Whidbey Island Residents Sue Navy Over Increased EA-18G Growler Jet Noise

Whidbey Island Residents Sue Navy Over Increased EA-18G Growler Jet Noise

More than three dozen Whidbey Island, Wash., residents filed suit against the U.S. Navy last week seeking compensation for their inability to use their property due to excessive EA-18G Growler jet noise, The Seattle Times reported.

The lawsuit, filed by residents of a small Admiral’s Cove neighborhood less than one mile from the end of the landing strip on Naval Air Station Whidbey Island, alleges increased jet noise from the recently expanded Growler program has made their property unpleasant. The neighborhood is situated just beneath the final approach and takeoff path for the jets, according to the report.

In March, the Navy authorized the expansion of its Growler program at NAS Whidbey Island by up to three dozen jets, adding to the 82 already based on the 55-mile long island north of Seattle.

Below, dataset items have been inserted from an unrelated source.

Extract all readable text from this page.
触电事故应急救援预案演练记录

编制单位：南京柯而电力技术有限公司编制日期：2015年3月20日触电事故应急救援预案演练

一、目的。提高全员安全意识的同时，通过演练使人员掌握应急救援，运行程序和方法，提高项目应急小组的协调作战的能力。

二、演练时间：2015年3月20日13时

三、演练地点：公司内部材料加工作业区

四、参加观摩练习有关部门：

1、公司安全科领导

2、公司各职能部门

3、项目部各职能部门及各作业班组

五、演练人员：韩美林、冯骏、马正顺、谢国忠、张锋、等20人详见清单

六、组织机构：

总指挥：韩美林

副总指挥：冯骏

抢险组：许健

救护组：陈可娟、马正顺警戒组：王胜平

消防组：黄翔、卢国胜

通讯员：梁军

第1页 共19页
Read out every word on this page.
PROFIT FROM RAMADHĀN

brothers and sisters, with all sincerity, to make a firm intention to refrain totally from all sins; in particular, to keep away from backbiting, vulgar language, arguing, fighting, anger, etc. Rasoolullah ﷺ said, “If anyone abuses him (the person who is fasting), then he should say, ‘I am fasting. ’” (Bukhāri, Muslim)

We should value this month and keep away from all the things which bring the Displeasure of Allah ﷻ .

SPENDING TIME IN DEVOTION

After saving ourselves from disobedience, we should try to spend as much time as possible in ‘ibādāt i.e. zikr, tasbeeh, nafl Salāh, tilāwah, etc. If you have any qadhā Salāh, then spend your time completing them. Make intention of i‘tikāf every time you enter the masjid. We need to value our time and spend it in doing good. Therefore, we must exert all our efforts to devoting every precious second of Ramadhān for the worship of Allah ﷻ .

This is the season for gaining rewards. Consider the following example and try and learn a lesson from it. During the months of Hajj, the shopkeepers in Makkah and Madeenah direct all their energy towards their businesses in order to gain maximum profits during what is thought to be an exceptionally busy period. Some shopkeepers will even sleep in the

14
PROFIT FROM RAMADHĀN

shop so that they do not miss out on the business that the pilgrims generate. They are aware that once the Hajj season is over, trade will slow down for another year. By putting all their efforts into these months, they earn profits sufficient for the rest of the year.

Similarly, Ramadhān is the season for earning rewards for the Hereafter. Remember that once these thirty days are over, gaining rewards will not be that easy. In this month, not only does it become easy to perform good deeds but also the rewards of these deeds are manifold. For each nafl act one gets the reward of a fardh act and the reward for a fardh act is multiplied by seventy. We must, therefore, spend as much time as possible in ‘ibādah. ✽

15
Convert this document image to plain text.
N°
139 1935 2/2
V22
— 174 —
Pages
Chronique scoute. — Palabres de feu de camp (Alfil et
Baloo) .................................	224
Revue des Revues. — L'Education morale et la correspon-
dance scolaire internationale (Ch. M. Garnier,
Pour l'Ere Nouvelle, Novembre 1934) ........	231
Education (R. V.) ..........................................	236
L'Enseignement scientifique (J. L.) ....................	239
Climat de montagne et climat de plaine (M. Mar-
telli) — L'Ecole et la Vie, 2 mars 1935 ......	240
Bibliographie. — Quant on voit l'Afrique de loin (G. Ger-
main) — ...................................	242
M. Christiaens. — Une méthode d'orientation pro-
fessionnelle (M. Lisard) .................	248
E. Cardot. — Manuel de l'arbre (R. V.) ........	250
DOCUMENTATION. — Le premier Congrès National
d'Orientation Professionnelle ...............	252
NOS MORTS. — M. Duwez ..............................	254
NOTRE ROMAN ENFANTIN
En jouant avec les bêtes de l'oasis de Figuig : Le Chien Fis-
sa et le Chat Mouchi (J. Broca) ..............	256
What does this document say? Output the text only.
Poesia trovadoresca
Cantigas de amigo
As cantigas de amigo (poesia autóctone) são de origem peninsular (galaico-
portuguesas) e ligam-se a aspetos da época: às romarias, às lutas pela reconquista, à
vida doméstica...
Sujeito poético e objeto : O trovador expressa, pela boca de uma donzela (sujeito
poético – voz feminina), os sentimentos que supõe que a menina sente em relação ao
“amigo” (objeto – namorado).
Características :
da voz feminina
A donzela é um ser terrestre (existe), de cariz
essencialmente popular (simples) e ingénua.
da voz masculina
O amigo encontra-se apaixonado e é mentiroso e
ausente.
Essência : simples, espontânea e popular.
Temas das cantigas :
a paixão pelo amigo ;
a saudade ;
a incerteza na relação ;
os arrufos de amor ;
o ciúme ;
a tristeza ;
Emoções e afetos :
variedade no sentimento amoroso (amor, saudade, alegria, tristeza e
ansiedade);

The Growlers, which conduct electronic warfare to jam enemy communications and weapons launch systems, are louder than prior ones the Navy used, including the EA-6B Prowler, the Admiral’s Cove lawsuit claims.

The lawsuit filed in the U.S Court of Federal Claims, is the second recent case challenging the Navy’s operations. In July, the state of Washington sued arguing the Navy failed to adequately consider the effect the expanded jet program would have on people or wildlife, as On Base previously reported.

Marge Plecki, an Admiral’s Cove plaintiff, said that four days a week and for hours on weekday afternoons, evenings or even late at night, the jets scream just 200 feet to 250 feet overhead as they practice “touch-and-go” landings similar to those on aircraft carriers, according to the report.

Steve Morrissey, an attorney for the plaintiffs, said that if the operations continue, the Navy should purchase residents’ properties that could be most vulnerable to a crash. He also said damages should be paid to residents who have lost the use of their property because of the noise, according to The Times.